2018 State Standard of Excellence

2. Performance Management / Continuous Improvement

Did the state or any of its agencies implement a performance management system aligned with their statewide strategic goals; with clear and prioritized outcome-focused goals, program objectives, and measures; and did it consistently collect, analyze, and use data and evidence to improve outcomes, return on investment, and other dimensions of performance?

Why is this important?
Performance management systems are important tools to help state governments monitor and improve customer service, program performance, and outcomes for their residents.

Leading Example

Tennessee Outline



Tennessee’s data and performance website, Transparent TN, has statewide performance dashboards with specific sub-goals, targets, and performance data. The site also includes fiscal data related to agency’s programmatic spending and other expenditures. The site also publicizes strategic goals in the areas of education and workforce development; fiscal strength and efficient government; health and welfare; jobs and economic development; and public safety.

Promising Examples


Single agency

The California Correctional Health Services Agency releases a monthly Health Care Services Dashboard performance report which compiles key metrics for health services across the state’s correctional facilities. The California Department of Transportation releases quarterly performance reports which track performance against statewide transportation goals.



A 2013 Colorado law requires all Colorado state agencies to submit annual performance reports to the Colorado state legislature which include (1) performance measures for the major functions of the department; (2) performance goals for at least the following three years; (3) a description of the strategies necessary to reach the goals; and (4) a summary of the department’s most recent performance evaluation.


Single agency

A 2014 Florida law created the Florida Department of Children and Families child welfare results-oriented accountability program that monitors data from service providers and other entities to report progress via a public child welfare performance dashboard. In addition, the department publishes interactive scorecards with detailed information on program performance for Community Based Care, Federal Child Welfare Indicators, Child Protective Investigations, and Adult Protective Service.

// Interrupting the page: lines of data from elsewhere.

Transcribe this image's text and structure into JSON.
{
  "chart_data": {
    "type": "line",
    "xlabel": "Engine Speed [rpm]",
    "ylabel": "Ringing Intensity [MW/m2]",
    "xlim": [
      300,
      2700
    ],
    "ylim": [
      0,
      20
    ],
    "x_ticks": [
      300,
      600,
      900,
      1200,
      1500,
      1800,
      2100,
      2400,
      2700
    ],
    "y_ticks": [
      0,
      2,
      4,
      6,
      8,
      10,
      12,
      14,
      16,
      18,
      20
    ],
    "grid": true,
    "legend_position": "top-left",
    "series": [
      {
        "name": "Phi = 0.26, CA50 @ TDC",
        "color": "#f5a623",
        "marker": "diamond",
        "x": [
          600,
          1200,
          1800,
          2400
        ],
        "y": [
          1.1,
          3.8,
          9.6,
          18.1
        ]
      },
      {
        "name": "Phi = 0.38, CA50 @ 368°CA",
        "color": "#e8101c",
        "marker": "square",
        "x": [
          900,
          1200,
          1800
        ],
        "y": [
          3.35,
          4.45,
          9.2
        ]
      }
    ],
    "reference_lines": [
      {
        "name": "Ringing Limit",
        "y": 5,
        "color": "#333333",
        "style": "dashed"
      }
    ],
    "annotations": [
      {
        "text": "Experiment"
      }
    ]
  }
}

The Maryland Department of Budget and Management’s Managing for Results initiative publishes annual performance reports that track agencies’ key goals, objectives, and performance measures. As part of these efforts, the Governor’s Office of Performance Improvement, established by a 2015 executive order, assists “agencies with measuring and managing performance information.” Further, the Maryland Children’s Cabinet has a Child Welfare Scorecard which tracks outcomes for eight statewide child welfare goals.



Since 2014, Minnesota has maintained a dashboard featuring 40 key indicators in the state’s eight key priority areas. Each indicator has a status (good, okay, or poor according to specific criteria); indicators can be compared to the performance of other states and many are disaggregated by race, income, or geography.



A 1999 New Mexico law (p. 5) requires all state agencies to submit annual performance-based budget requests which include: (1) the outputs and outcomes for each program; (2) performance measures and performance targets for each program; and (3) an evaluation of each program’s performance. This information is released annually in the state’s policy and fiscal analysis, which includes individual agency performance reports (pages 87-129) and information on the cost effectiveness of different programs (pages 15-20, pages 49-50).



Oklahoma’s State Stat site features statewide goals, performance measures, and related budget allocations for state programs in the areas of health, safety, education, economy and government.



A 2016 Oregon law requires all state agencies (in section 2) to develop and use performance measures. Each state agency submits to the Oregon Legislative Fiscal Office an Annual Performance Progress Reports detailing the agency’s programmatic outcomes, which are reviewed during the state’s budget process.



Virginia uses its Virginia Performs Scorecard to track performance across seven strategic areas: economy; education; health and family; natural, historic, and cultural resources; public safety; transportation; and government and citizens. The scorecards track these areas by displaying current metrics and tracking year-to-year trends. In addition to providing performance by sector and policy area, the system shows regional performance. The state also provides individual agency metrics, which provide details on each department’s operational outputs with associated targets for performance.



A 2013 Washington State Executive Order established Results Washington as “an innovative, data-driven, performance management initiative, that will drive the operations of state government.” As part of its work, Results Washington, a unit of the Governor’s office, proactively and regularly publishes outcome data within the state’s priority areas of: World-class education; Prosperous economy; Sustainable energy & clean environment; Healthy & safe communities; and Efficient, effective & accountable government. Results Washington highlights progress through a performance dashboard and results for each strategic area. Since 2014, Results Washington has conducted Results Review meetings with the Governor ten times per year. Each of these meetings are recorded and publicly posted and allow the “Governor and state agency directors to discuss objectives, improvement strategies and metrics.”



A 2016 Wisconsin executive order requires all state agencies to maintain a quarterly agency performance dashboard containing agency goals and performance data.